The central processing unit of the computer, often dubbed the brain, has historically upstaged memory in the quest for fast and powerful machines. Ioan Raicu, assistant professor of computer science, says that a fully developed brain relies on more than its ability to “think.” It also relies on its ability to retrieve data from memory to carry out normal functions and problem-solve as well as store information for future work.

Computer memory devices, such as hard disks and memory modules, used in today’s supercomputers, will not be able to keep up with the processors behind the next generation of supercomputer—the exascale computer—expected to run 1 quintillion (1017) operations per second. Raicu has a solution to this storage-performance issue and was given a 2011 Faculty Early Career Development (CAREER) Award from the National Science Foundation to help develop his plan.

“My proposal looks at a radically different way of managing persistent storage, which involves very little of the network,” he says, noting that his design covers both the hardware and software required to run it. “The idea is to keep as much data local on each compute node as possible using solid-state [no moving parts] memory. Spinning disks are affordable and have a lot of capacity, but they are not compact, generate heat, and are prone to failure.”

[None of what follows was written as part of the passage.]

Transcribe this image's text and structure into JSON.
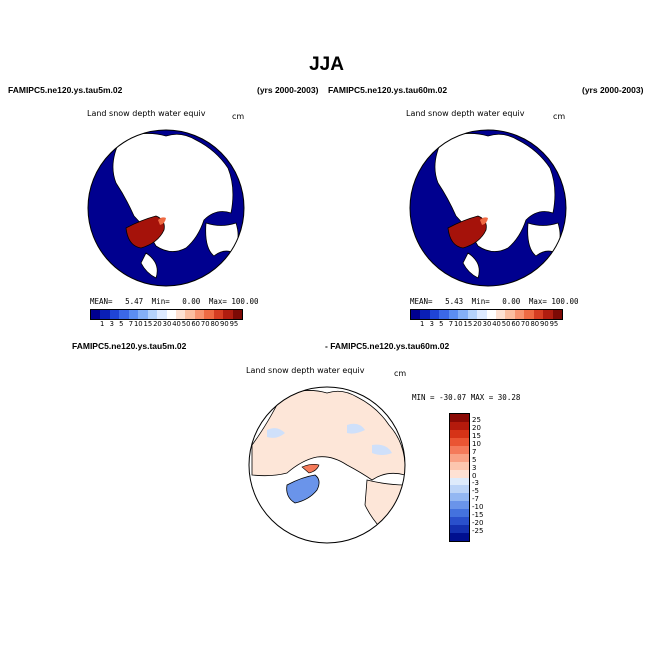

Besides having persistent-storage capability in hard-disk drives, a supercomputer has volatile memory chips on each compute node; tens of thousands of these compute nodes connected together make up a supercomputer. When the machine fails or is powered down, any data in the memory is lost. The compute nodes exchange information across a shared, internal communications network that has become increasingly congested and slow, given exponential growth in processing capacity and the complexity of problems supercomputers are tasked with undertaking.

Supercomputers store data on external parallel file systems that also require communicating across a network. Being able to store the massive number of calculations exascale computers will perform in dedicated compute-node storage will result in a more high-performance and efficient system. There are currently no storage systems available that will scale to the sheer number of computers used in future exascale systems.

Anticipated to be 1,000 times more powerful than China’s Tianhe-1A, the world’s fastest computer, exascale supercomputers will be capable of performing a wide variety of technological and scientific projects—from the modeling and simulation of safe nuclear reactors to global-climate patterns. President Barack Obama included $126 million in his 2012 budget proposal for exascale computing development.